Schwacher Appell
4. August 2011Angesichts der Tragödie, zu der sich der arabische Frühling derzeit in Syrien entwickelt, war die Erklärung des UN-Sicherheitsrates überfällig. Nach den brutalen Übergriffen des Regimes gegen ganze Städte im Widerstand hat die internationale Staatengemeinschaft nun endlich ihre Stimme in einer gemeinsamen Erklärung wiedergefunden. Die ist zumindest insofern erfreulich, als Russland, China, aber auch die aufstrebenden Mächte Brasilien, Indien und Südafrika die moralische Pflicht des Sicherheitsrats über ihre staatlichen Eigeninteressen gestellt haben - was auch der geschickten Diplomatie Deutschlands zu verdanken ist.
Diplomatische Wortwahl mit Rücksicht auf Russland
Weil aber nun die Fähigkeit zum Kompromiss gleichsam zum Wesen der Diplomatie gehört, wurden beide Seiten - Staatsführung und Opposition - in der Erklärung zur Mäßigung aufgefordert. Eine Formulierung, mit der die wahren Kräfteverhältnisse in Syrien krass verzerrt werden und die fast einer Verhöhnung der bereits mehr als tausend Toten auf Seiten der Opposition gleichkommt.
Und doch stellt diese Erklärung, die nicht das Gewicht einer Resolution hat, einen Fortschritt dar: Auch der syrische Diktator wird jetzt erkennen müssen, dass selbst der Verbündete Russland die permanenten Menschenrechtsverletzungen seines Machtapparats nicht mehr widerspruchslos hinzunehmen bereit ist.
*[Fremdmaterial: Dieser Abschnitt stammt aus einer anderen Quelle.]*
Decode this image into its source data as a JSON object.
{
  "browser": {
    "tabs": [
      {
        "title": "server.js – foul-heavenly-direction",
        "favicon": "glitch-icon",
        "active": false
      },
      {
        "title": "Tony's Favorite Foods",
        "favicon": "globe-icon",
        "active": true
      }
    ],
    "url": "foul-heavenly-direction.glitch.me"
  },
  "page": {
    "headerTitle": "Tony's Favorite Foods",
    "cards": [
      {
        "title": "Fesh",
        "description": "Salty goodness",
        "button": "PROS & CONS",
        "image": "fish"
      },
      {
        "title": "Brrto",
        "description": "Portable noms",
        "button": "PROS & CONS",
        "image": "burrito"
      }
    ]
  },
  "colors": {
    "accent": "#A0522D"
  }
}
Die schützende Hand Moskaus könnte sich langsam zurückziehen, wenn man erkennen muss, dass den russischen Interessen im Nahen Osten durch eine stures Festhalten am Assad-Regime langfristig mehr Schaden zugefügt wird als dem Kreml lieb sein kann. Dann wird Baschar al-Assad sich möglicherweise auch wieder ans Telefon begeben, wenn ihn UN-Generalsekretär Ban Ki Moon anruft.
Schwacher Trost für Opposition
Von daher geht selbst von diesem schwachen Appell des Sicherheitsrates eine gewisse Signalwirkung aus. Dass Syrien wie sein Nachbar Irak in einen endlosen Kreislauf der Anarchie und chronischen religiösen Gewalt abgleitet, daran kann niemandem gelegen sein. Insgesamt aber bleiben die Möglichkeiten der Einflussnahme von außen im Falle Syriens begrenzt. Ein paar Sanktionen hier, ein Appell dort.
Ein militärisches Eingreifen wird es in Syrien aus einer Vielzahl von Gründen nicht geben: Die strategische Lage an der Nahtstelle des Nahostkonflikts, das Bündnis mit Russland, die Erfahrungen der NATO mit dem Militäreinsatz in Libyen - all das widerspricht einem Militäreinsatz aus humanitären Gründen. Insofern wird das Engagement der internationalen Staatengemeinschaft kaum über diese Erklärung des Sicherheitsrates hinausgehen. Für die Menschen in Syrien ist dies die bittere Wahrheit und der Appell aus New York nur ein schwacher Trost.